A stage change must not happen by simply editing a card field. It must go through a controlled transition, so that the system can apply the rules and preserve the history.
Rights and accountability
Minimum accountability model:
- the initiator is accountable for the initial description of the problem;
- the business owner is accountable for the significance of the problem and impact confirmation;
- the AI office is accountable for card quality, funnel rules, priorities, and methodology;
- the project lead is accountable for advancing the initiative and the tasks;
- the product owner is accountable for feasibility within the product;
- security is accountable for constraints on data processing and solution use;
- the architect is accountable for integration, reliability, and conformance to the target architecture;
- finance confirms significant economic impact;
- the portfolio committee resolves conflicts of priorities, resources, and exceptions.
Exception rules
An exception is permission to move an initiative forward despite an unmet standard rule.
An exception is acceptable only if:
- an exception owner is named;
- a reason is described;
- a validity period is defined;
- the risk is clear;
- there is a compensating action;
- the decision is saved in the initiative's history.
Examples of acceptable exceptions:
- a strategic initiative moves to assessment with an incomplete financial model;
- delivery starts before the final architectural sign-off, but only in an isolated environment;
- the impact is reviewed later due to process seasonality.

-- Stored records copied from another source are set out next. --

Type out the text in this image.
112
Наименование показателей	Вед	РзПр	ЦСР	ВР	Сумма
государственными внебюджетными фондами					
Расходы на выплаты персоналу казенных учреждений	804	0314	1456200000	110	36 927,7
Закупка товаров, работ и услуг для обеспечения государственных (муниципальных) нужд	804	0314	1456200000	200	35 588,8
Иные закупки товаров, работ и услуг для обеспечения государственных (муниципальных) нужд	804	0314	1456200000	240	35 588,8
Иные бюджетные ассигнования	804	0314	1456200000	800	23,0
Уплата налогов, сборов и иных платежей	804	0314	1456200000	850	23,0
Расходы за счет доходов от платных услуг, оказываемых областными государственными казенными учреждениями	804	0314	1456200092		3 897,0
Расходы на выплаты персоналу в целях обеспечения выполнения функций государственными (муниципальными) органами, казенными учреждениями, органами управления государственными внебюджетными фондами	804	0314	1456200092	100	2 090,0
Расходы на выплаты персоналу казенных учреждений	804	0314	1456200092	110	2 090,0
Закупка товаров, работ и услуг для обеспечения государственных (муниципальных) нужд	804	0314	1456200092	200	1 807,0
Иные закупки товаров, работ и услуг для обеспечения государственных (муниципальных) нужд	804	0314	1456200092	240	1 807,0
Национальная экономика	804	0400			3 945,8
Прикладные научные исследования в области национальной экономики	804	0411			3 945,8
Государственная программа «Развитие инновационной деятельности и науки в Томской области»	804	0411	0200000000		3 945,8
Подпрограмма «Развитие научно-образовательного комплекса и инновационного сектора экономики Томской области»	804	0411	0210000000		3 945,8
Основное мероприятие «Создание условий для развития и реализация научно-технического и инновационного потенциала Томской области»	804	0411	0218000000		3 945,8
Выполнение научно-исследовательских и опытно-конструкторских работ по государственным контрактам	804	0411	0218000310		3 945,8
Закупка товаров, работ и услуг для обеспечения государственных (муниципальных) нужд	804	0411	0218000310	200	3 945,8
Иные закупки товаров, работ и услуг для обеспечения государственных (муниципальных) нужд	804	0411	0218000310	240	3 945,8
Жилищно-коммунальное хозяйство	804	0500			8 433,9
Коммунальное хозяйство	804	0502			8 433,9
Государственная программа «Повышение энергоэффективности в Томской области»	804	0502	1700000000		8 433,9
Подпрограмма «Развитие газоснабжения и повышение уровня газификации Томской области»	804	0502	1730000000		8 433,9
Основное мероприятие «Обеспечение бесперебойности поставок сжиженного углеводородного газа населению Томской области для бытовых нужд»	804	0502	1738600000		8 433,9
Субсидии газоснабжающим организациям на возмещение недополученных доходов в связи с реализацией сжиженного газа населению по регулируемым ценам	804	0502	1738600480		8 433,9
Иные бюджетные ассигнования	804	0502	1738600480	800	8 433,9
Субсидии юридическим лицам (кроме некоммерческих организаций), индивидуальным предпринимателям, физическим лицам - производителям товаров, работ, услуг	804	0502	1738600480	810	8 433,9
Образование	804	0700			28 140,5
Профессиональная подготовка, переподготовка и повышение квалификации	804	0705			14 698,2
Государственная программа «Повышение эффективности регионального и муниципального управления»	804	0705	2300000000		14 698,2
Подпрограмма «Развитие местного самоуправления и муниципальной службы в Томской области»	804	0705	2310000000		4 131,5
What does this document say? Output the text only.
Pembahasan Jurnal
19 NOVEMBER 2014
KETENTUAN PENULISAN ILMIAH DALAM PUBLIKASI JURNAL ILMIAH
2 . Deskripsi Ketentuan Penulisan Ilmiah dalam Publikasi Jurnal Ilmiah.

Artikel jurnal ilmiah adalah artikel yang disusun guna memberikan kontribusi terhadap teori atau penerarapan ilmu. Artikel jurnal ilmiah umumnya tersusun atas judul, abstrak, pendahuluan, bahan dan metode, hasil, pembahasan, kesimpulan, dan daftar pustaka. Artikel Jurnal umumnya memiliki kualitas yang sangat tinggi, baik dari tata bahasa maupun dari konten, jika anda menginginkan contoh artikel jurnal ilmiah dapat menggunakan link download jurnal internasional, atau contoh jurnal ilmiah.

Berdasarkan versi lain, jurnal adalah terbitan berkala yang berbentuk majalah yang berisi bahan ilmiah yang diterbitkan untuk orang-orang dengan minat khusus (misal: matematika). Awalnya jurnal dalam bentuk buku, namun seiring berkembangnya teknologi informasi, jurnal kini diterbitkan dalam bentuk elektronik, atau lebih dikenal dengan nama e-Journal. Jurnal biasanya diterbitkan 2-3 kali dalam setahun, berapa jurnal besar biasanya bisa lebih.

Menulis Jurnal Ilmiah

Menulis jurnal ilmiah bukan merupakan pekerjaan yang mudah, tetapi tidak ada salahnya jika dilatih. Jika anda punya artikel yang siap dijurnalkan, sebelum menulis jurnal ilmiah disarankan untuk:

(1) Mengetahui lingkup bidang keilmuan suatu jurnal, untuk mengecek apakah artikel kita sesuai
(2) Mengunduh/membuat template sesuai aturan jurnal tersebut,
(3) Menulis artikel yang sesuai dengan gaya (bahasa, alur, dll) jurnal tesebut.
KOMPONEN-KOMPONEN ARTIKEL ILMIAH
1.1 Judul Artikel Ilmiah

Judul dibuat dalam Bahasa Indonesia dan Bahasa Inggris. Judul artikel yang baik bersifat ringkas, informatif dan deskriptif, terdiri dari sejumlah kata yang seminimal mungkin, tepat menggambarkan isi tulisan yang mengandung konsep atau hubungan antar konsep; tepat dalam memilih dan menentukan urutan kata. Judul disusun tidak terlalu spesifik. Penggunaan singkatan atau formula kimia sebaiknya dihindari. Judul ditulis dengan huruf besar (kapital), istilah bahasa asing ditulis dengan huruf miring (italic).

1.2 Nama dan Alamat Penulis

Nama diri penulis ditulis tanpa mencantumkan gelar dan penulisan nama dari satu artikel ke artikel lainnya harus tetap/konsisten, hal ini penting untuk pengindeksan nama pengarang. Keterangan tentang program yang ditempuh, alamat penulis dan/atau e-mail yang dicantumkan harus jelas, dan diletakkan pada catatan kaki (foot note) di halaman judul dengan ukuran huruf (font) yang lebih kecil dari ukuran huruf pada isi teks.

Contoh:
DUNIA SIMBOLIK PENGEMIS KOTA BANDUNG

An unacceptable exception:
- letting an initiative into delivery without a product, an owner, a similar-initiative check, and an understanding of the data.
Anti-patterns
A bad decision model looks like this:
- all decisions are made by one person without criteria;
- a committee convenes for every minor card;
- transitions are done manually without history;
- rejection reasons are not recorded;
- initiatives get high priority because of the initiator's status;
- security and architecture are only brought in right before launch;
- impact is confirmed with "users liked it".
A good decision model does the opposite: it sets criteria in advance, automates simple checks, and leaves the human decision where there is genuine uncertainty.